Jabatan Presiden sendiri adalah jabatan yang penting dalam suatu Negara, layaknya organisasi yang diibaratkan sebagai satu tubuh manusia. Pemimpin memegang jabatan sebagai kepala sekaligus otak yang mengendalikan seluruh tubuh. Tangan atau kaki boleh saja putus, namun jika kepala yang putus maka bisa dipastikan bahwa organisasi atau negara itu akan hancur. Namun berbeda pula dengan tubuh manusia, Presiden atau pemimpin kedudukannya dapat diganti, hal ini tentu saja dilakukan untuk menjaga keutuhan Negara atau Organisasi tersebut.

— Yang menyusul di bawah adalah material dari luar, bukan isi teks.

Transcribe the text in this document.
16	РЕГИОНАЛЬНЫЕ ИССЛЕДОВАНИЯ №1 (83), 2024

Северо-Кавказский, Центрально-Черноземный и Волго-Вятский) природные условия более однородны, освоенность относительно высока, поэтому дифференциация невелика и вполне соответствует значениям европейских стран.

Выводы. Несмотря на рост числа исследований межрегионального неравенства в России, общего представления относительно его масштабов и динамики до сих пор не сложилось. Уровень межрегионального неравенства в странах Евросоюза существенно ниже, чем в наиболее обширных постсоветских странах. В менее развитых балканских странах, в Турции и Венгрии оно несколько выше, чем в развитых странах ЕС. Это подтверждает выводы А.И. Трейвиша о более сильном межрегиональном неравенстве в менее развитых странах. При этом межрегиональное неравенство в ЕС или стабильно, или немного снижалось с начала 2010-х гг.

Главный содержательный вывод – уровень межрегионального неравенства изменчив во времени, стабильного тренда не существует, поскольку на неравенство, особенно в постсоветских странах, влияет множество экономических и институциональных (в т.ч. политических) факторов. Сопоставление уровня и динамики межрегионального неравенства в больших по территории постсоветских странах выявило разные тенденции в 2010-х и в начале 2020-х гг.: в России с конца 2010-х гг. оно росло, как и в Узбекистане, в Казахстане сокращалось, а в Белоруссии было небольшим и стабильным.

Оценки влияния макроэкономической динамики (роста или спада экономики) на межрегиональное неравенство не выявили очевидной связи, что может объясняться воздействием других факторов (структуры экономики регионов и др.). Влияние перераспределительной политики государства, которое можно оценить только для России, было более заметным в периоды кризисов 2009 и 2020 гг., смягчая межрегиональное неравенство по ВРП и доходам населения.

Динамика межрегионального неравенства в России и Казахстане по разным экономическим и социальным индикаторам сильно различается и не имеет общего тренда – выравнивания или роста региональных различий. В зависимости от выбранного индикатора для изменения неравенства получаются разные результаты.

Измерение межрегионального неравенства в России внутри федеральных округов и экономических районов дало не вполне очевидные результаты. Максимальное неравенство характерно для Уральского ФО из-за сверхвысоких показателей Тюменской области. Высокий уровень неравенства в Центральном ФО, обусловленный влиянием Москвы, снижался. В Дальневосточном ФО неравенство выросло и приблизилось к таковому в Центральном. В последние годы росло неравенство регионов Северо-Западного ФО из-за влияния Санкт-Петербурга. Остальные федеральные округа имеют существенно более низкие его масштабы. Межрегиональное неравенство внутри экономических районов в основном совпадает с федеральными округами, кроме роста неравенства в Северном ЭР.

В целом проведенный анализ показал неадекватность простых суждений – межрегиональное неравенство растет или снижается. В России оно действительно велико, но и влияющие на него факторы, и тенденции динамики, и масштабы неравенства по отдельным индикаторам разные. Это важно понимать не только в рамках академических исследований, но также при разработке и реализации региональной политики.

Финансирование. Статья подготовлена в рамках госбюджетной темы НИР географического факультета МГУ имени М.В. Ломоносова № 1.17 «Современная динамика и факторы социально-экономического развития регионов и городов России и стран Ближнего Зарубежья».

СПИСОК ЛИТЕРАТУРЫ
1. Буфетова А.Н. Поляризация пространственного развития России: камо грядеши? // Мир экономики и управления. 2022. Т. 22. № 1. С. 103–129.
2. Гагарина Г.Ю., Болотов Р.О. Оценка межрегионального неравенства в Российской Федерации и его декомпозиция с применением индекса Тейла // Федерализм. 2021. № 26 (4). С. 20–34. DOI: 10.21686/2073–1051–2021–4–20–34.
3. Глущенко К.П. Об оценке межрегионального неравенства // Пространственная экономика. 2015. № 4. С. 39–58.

“Semakin tinggi jabatannya, semakin banyak pula orang yang mencintainya dan lebih banyak lagi yang membencinya”. Begitulah kata-kata yang biasanya diucapkan untuk seorang pemimpin yang sedang mendapatkan olokan dari beberapa oknum. Oleh sebab itu presiden Jokowi memang harus bisa bertahan dengan berbagai hinaan yang menyerangnya. Walaupun beliau sempat berkata bahwa hinaan dan olokan telah menjadi makanan sehari-sehari, namun kesabaran manusia selalu ada batasnya. Dan bisa saja pasal tersebut memang menjadi salah satu upaya presiden untuk menghindar dari olokan tersebut.


Apapun alasan presiden untuk kembali mengjidupkan pasal tersebut, yang terpenting adalah merevitalisasi janji-janji yang dulu pernah diutarakan dalam kampanye. Itu akan lebih efektif dan tidak akan meresahkan publik dengan kebijakan yang mungkin berakibat baik namun tidak dipahami oleh masyarakat, yang akhirnya malah akan menimbulkan kontroversi. Presiden harus mampu membuktikan diri sebagai orang nomor satu di Indonesia. Karena setiap pemimpin pasti akan mempertanggung jawabkan setiap yang dipimpinnya.